Freedom in the World 2017

Saudi Arabia


Freedom Status: 
Not Free

Freedom in the World Scores

(1=Most Free, 7=Least Free)

Quick Facts

Press Freedom Status: 
Not Free
Net Freedom Status: 
Not Free

Ruled by the Saud family since its founding in 1932, the Kingdom of Saudi Arabia restricts almost all political rights and civil liberties through a combination of oppressive laws and the use of force. No officials at the national level are elected. The regime extends some authority to clerics who follow the austere Wahhabi interpretation of Sunni Islam in exchange for affirmation of the monarchy’s religious legitimacy. Ruling elites rely on extensive surveillance, the criminalization of dissent, appeals to sectarianism, and public spending supported by oil revenues to maintain power.

Key Developments: 
  • In January, the regime executed one of the kingdom’s most prominent Shiite Muslim clerics as part of its ongoing crackdown against the religious minority.
  • More than 150 people were executed during 2016, the second consecutive year in which the total passed that threshold. Defendants are generally denied due process, and many are executed for crimes other than murder.
  • In April, against a backdrop of low oil prices and a struggling economy, the deputy crown prince announced an economic reform package called Saudi Vision 2030, without promising any significant political reforms.
  • As the Saudi military continued its controversial bombing campaign against rebel forces in neighboring Yemen, cross-border attacks by the rebels occasionally caused deaths and injuries in the kingdom.
Executive Summary: 

Beleaguered by a second full year of low oil prices, Saudi Arabia’s leaders struggled to manage a weak economy in 2016. In January, Deputy Crown Prince Mohammed bin Salman al-Saud, son of King Salman bin Abdulaziz al-Saud, announced that the state was planning to privatize a minority stake in the national oil company; subsequent statements indicated that the sale would be held by 2018. In April, the prince mapped out an ambitious economic strategy called Saudi Vision 2030 that aimed to overhaul the country’s economy, including by “Saudiizing” the labor force to reduce unemployment among citizens, diversifying away from oil, privatizing more of the state-controlled economy, and cutting state spending and subsidies. The plan did not address political reform or offer to expand heavily restricted political rights and civil liberties. Meanwhile, Saudi officials in November agreed to an oil production cut by the Organization of the Petroleum Exporting Countries (OPEC), the first in eight years, as part of a bid to shore up prices.
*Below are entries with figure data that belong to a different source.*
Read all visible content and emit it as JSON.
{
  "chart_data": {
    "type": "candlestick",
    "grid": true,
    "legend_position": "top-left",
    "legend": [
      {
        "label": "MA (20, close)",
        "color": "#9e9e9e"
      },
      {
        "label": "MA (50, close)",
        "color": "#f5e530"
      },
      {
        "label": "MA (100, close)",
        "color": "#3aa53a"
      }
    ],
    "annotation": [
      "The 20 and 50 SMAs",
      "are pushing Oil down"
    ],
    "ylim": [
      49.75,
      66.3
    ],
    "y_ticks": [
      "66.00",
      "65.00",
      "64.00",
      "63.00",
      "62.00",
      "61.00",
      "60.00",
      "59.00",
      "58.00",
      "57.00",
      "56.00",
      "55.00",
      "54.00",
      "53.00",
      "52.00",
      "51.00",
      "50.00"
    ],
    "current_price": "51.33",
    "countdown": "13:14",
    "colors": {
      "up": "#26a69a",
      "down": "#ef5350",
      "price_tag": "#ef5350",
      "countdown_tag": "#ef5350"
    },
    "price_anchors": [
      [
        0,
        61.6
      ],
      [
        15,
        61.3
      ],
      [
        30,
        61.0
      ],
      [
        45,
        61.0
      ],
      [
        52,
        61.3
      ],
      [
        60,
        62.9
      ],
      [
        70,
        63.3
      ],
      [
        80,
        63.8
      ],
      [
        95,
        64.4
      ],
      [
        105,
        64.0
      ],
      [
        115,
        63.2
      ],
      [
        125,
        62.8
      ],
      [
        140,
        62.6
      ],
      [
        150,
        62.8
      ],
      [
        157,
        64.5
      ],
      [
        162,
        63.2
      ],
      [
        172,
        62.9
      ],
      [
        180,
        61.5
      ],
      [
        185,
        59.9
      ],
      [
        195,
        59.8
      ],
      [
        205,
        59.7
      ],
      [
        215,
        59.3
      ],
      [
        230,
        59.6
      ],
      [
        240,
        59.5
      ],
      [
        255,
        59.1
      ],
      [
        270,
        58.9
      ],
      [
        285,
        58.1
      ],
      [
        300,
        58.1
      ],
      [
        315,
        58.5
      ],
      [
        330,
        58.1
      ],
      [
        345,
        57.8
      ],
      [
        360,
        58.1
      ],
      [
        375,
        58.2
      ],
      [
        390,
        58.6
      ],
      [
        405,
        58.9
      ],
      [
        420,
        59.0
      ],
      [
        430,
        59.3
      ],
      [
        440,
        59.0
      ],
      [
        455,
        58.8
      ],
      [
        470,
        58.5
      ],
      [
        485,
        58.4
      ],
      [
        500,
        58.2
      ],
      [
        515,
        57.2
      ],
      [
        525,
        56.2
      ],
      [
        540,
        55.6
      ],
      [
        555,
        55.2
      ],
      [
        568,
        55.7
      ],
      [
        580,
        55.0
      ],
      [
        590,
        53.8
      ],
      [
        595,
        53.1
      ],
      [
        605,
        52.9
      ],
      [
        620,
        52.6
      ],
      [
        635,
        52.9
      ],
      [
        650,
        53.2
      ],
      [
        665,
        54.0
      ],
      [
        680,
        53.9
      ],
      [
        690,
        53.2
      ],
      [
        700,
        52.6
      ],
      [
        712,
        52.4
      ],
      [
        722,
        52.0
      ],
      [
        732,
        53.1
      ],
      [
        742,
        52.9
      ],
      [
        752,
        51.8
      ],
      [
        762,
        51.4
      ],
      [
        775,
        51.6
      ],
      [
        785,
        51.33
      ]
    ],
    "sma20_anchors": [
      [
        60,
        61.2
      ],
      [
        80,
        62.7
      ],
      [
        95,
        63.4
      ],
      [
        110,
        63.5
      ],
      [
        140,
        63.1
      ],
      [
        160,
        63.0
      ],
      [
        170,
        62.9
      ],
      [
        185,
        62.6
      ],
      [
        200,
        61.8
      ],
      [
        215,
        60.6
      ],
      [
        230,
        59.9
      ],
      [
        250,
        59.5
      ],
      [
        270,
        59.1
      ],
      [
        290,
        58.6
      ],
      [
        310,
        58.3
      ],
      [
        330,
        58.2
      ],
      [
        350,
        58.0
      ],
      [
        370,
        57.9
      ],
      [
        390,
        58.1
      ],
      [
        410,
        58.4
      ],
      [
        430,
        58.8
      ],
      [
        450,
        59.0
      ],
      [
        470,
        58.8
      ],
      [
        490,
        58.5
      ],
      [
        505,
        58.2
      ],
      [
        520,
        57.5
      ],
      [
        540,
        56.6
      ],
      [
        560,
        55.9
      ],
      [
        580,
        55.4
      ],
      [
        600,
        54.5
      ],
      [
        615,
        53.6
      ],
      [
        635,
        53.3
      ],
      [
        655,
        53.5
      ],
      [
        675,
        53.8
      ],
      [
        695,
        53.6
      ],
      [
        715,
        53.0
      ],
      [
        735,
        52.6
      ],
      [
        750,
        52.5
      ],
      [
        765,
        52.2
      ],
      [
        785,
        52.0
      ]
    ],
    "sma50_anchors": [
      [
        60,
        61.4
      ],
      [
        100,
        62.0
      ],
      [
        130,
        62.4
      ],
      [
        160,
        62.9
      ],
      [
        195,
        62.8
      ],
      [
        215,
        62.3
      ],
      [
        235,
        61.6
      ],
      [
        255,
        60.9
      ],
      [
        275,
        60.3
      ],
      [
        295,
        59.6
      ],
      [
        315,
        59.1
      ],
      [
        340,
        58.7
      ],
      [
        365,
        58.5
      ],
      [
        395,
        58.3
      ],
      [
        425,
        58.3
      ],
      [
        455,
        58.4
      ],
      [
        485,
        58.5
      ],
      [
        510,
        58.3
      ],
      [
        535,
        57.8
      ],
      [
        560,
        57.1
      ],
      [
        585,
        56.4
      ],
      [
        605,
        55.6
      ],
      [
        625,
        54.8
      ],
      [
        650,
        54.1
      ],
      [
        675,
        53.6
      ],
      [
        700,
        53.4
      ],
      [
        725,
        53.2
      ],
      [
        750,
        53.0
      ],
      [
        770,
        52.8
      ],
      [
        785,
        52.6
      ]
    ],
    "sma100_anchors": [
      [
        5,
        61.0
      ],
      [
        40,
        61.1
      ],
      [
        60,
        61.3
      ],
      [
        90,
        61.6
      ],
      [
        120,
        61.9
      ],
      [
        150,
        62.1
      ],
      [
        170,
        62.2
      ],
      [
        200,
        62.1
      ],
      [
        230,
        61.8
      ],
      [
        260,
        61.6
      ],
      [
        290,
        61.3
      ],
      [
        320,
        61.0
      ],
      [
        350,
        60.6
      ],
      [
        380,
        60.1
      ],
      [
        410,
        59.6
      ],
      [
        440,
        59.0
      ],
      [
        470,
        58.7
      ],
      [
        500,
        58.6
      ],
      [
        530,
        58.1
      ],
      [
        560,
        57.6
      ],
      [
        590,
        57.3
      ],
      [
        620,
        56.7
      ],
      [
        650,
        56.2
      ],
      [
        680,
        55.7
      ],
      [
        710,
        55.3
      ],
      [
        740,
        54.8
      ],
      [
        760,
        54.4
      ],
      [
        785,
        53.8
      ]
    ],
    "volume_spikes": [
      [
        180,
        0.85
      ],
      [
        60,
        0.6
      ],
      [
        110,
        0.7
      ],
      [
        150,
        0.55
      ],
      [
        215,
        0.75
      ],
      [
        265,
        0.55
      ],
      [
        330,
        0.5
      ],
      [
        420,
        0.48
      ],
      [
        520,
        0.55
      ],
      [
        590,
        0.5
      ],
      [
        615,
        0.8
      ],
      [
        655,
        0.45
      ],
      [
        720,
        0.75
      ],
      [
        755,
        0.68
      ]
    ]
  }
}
With significant logistical and political support from the United States and Britain, Saudi Arabia continued its destructive military campaign in neighboring Yemen, where groups loyal to Saudi-backed president Abd Rabbuh Mansur Hadi were locked in a civil war against Houthi rebels and allied forces linked to former president Ali Abdullah Saleh. Saudi leaders maintained that the Houthis, who sometimes launched raids or missile attacks across Saudi Arabia’s southern border, were proxies for Shiite-ruled Iran, the kingdom’s regional rival.
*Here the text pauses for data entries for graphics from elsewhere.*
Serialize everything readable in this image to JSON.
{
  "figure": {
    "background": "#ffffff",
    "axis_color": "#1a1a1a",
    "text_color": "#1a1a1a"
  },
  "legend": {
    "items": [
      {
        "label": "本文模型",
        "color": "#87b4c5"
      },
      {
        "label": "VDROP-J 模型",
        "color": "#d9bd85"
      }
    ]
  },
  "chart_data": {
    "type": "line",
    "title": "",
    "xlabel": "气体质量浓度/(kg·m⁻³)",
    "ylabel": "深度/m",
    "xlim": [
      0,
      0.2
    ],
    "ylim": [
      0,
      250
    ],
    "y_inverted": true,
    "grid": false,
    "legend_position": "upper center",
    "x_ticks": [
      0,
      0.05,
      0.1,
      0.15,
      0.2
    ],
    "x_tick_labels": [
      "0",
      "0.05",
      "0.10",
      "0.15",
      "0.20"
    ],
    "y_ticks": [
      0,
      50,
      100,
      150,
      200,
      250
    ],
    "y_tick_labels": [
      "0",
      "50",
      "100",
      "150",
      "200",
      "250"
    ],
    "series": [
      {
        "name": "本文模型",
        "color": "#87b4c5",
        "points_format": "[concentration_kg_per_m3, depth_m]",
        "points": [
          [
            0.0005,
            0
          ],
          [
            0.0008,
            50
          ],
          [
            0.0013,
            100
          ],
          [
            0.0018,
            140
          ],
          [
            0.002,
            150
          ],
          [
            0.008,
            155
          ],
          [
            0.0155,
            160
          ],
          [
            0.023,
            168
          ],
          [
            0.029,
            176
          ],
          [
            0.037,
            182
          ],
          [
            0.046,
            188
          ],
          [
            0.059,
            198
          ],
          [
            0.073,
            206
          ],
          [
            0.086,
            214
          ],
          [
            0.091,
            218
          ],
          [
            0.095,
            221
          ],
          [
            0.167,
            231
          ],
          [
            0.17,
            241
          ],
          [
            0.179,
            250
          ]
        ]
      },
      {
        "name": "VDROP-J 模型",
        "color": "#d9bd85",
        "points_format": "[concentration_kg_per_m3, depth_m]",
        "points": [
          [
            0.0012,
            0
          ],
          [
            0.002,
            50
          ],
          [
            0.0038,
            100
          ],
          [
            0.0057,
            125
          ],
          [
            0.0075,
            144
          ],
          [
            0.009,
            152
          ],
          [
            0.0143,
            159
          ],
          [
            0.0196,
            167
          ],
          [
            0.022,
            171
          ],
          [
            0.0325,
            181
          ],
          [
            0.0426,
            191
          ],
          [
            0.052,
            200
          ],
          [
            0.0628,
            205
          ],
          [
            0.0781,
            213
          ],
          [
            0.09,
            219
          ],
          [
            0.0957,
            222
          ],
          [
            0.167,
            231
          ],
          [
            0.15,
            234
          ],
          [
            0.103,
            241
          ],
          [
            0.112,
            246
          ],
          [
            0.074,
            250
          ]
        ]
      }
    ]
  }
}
Saudi internal security forces continued their oppression of the Shiite religious minority. In January, the authorities executed a prominent Shiite cleric and outspoken critic of the regime, Nimr al-Nimr. Ali Mohammed al-Nimr, the cleric’s nephew, remained on death row for his participation as a teenager in 2011 protests that led to clashes with security forces. In June, a Saudi court sentenced 14 Shiites to death for alleged attacks on security personnel during the same wave of protests, which the regime characterized as terrorism.
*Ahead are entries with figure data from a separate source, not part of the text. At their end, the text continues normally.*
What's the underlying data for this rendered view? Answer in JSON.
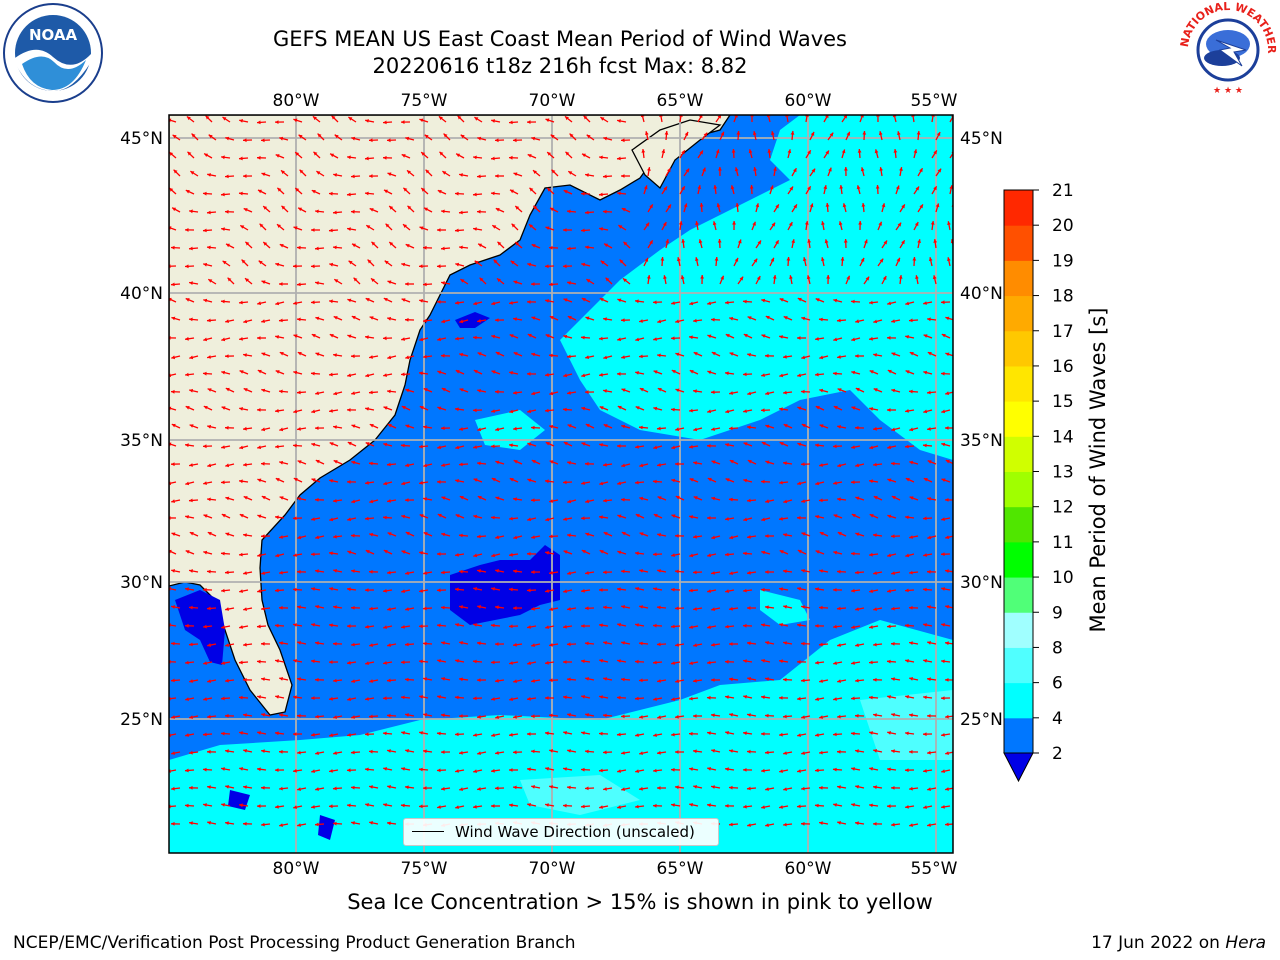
{
  "title_line1": "GEFS MEAN US East Coast Mean Period of Wind Waves",
  "title_line2": "20220616 t18z 216h fcst   Max: 8.82",
  "map": {
    "lon_ticks": [
      "80°W",
      "75°W",
      "70°W",
      "65°W",
      "60°W",
      "55°W"
    ],
    "lat_ticks": [
      "45°N",
      "40°N",
      "35°N",
      "30°N",
      "25°N"
    ],
    "grid": true,
    "land_color": "#efefdc",
    "arrow_color": "#ff0000",
    "field_colors": {
      "deep": "#0000e6",
      "mid": "#0077ff",
      "light": "#00ffff",
      "pale": "#6fffff"
    }
  },
  "legend": {
    "label": "Wind Wave Direction (unscaled)"
  },
  "colorbar": {
    "label": "Mean Period of Wind Waves [s]",
    "tick_labels": [
      "2",
      "4",
      "6",
      "8",
      "9",
      "10",
      "11",
      "12",
      "13",
      "14",
      "15",
      "16",
      "17",
      "18",
      "19",
      "20",
      "21"
    ],
    "colors": [
      "#0077ff",
      "#00ffff",
      "#50ffff",
      "#a0ffff",
      "#50ff78",
      "#00ff00",
      "#50e600",
      "#a0ff00",
      "#d0ff00",
      "#ffff00",
      "#ffe600",
      "#ffc800",
      "#ffaa00",
      "#ff8c00",
      "#ff5000",
      "#ff2800",
      "#ff0000"
    ],
    "under_color": "#0000e6"
  },
  "note": "Sea Ice Concentration > 15% is shown in pink to yellow",
  "footer_left": "NCEP/EMC/Verification Post Processing Product Generation Branch",
  "footer_right_date": "17 Jun 2022 on ",
  "footer_right_host": "Hera",
  "logos": {
    "left": "NOAA",
    "right": "NATIONAL WEATHER SERVICE"
  }
}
As in previous years, Saudi human rights and political activists were systematically persecuted and imprisoned in 2016. Despite its poor record, Saudi Arabia was reelected to its seat on the UN Human Rights Council in October. In a modest reform in April, the government announced that the religious police no longer had the authority to pursue or detain civilians, and that they could operate only during business hours, reporting violations to the civil police. The religious police had faced public criticism for abusive behavior in recent years.